Local fintechs and exchanges provided most on-ramps. Lemon Cash reported more than 2 million registered users and offers a Visa debit card that spends from stablecoin balances. Belo and Buenbit provide dollar-account and exchange services for receiving and holding international payments. Peer-to-peer trading, exchange platforms and wallet-to-wallet transfers are the primary channels Argentines use to move between pesos and dollar-pegged tokens.

Brazil’s market was larger by volume, with annual stablecoin transfers above $20 billion. Use cases in Brazil included remittances, cross-border business payments, freelancer receipts and growing institutional activity. The Pix instant-payment system supported rapid distribution of incoming dollars when funds were converted into reais for domestic use.

In Brazil, USDC is widely used for international receipts and savings, while BRLA, a local real-pegged stablecoin, is used for domestic settlement to avoid foreign-exchange conversions. Credix operates USDC-denominated credit pools that supply capital to fintech lenders and report double-digit yields to international investors. Credix and similar platforms use faster, lower-cost settlement rails. Nubank, with over 100 million user accounts, has added crypto features that let retail customers buy, hold and convert stablecoins inside its app.

Commercial services expanded beyond retail savings. Platforms offering B2B payments, tokenized private credit and consumer yield products connected local demand to global capital and enabled dollar-denominated payouts for freelancers and businesses.

Regulatory approaches differed between the two countries. Argentina’s government under President Javier Milei kept crypto rules permissive, with lower friction for peer-to-peer markets and uneven formal licensing. Brazil established a licensing framework for virtual-asset service providers through the central bank and is developing the DREX digital real project; those measures create clearer compliance requirements for institutional actors.
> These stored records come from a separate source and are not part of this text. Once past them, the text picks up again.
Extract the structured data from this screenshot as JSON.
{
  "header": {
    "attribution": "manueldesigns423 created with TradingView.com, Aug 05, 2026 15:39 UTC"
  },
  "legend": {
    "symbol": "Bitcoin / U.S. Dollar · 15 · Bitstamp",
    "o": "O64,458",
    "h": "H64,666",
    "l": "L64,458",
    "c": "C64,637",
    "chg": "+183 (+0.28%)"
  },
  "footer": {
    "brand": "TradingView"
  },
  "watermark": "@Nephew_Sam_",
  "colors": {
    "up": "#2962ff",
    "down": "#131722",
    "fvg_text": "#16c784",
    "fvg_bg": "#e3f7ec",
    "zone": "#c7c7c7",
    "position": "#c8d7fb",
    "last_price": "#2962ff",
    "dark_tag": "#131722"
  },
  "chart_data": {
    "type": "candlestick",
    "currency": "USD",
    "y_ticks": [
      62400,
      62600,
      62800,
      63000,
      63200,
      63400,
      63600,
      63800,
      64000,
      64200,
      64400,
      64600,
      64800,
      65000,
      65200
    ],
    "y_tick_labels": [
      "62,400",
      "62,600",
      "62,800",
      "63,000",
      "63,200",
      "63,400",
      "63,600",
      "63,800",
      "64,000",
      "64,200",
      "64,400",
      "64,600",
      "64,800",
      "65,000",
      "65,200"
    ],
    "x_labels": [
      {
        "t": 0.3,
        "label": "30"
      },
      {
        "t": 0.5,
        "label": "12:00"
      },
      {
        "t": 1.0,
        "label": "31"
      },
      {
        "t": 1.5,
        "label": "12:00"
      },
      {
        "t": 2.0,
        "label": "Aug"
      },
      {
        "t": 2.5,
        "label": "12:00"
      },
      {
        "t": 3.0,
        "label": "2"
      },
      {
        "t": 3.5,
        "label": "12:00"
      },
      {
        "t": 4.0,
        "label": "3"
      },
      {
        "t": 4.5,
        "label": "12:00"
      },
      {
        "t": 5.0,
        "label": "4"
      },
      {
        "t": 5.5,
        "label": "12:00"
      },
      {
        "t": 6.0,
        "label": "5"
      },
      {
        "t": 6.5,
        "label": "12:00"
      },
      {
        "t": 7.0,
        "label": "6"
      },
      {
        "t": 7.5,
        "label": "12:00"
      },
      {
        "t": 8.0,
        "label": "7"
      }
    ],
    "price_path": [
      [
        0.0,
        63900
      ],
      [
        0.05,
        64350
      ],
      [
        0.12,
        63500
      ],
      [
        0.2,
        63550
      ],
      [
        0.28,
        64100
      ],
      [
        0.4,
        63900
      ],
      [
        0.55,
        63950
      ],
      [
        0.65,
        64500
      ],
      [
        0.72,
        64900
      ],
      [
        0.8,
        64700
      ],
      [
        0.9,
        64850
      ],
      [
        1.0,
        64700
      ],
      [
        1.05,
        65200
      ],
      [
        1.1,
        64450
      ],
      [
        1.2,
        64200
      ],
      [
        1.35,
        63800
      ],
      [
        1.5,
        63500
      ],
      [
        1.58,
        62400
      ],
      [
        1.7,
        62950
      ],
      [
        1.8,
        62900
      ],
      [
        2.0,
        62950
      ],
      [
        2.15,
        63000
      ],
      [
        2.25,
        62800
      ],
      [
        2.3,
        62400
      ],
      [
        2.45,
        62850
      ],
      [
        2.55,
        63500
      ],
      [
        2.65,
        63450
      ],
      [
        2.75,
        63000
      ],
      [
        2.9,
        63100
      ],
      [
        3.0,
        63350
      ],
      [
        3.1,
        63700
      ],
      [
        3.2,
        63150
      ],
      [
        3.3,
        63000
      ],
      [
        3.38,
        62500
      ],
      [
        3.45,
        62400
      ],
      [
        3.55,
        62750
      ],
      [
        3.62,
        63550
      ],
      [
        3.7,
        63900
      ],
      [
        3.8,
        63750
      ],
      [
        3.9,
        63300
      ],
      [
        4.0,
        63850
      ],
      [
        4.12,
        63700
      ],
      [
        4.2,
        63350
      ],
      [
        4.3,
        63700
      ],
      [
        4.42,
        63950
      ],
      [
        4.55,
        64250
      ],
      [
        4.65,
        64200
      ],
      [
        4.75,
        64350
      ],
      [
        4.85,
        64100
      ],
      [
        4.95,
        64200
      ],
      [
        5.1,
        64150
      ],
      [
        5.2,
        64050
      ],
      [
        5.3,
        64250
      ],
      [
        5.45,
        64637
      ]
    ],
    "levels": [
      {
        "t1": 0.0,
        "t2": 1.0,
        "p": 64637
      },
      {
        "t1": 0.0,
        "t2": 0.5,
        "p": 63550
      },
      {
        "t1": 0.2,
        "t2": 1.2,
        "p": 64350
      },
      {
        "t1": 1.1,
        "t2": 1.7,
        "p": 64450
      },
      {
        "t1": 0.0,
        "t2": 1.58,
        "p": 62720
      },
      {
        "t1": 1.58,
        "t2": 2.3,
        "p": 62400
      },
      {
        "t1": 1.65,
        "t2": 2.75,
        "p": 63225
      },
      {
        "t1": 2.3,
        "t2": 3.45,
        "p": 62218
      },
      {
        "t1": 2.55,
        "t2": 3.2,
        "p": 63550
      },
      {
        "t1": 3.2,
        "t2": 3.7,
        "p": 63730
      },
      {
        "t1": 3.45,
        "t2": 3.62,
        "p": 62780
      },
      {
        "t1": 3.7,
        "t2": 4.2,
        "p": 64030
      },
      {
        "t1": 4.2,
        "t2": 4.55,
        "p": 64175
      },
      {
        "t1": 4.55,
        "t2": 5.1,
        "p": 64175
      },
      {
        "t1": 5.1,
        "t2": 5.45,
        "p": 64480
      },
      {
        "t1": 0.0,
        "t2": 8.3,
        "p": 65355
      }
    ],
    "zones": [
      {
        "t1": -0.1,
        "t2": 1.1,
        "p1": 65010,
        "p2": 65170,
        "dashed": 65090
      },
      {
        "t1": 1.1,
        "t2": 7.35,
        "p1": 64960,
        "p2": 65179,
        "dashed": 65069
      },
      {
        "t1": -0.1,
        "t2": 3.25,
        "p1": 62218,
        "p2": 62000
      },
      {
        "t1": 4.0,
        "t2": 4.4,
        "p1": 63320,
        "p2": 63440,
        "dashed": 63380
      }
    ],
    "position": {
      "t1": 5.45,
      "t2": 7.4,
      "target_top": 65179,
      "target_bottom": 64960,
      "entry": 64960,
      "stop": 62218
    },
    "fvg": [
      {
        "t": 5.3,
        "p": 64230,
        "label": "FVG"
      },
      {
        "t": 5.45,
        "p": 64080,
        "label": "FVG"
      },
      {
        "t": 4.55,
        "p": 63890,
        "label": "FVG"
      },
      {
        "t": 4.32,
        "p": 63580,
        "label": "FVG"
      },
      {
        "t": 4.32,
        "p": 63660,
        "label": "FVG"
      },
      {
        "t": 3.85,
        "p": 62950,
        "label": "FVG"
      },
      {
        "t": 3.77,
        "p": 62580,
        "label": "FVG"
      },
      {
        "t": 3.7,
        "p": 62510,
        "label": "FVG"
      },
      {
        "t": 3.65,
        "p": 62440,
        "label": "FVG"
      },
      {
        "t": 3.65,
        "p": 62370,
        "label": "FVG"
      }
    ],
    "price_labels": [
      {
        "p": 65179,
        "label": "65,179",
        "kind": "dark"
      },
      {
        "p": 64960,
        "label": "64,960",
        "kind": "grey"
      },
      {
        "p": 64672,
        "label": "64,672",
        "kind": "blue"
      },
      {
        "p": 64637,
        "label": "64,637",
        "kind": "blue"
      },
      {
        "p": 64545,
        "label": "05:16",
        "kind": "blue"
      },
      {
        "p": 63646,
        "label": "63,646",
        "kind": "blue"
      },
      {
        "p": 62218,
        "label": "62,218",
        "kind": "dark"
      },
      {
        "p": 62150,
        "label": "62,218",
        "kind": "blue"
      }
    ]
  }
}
Peer-to-peer liquidity in both markets increased local conversion capacity. Deeper local liquidity narrowed conversion spreads and shortened on-ramps, making it faster and cheaper to convert between local currency and stablecoins. Policy risk remains: a future shift in Argentine exchange controls could add friction to P2P markets, and Brazil’s regulatory requirements raise operational costs for some providers while creating formal pathways for bank and corporate use.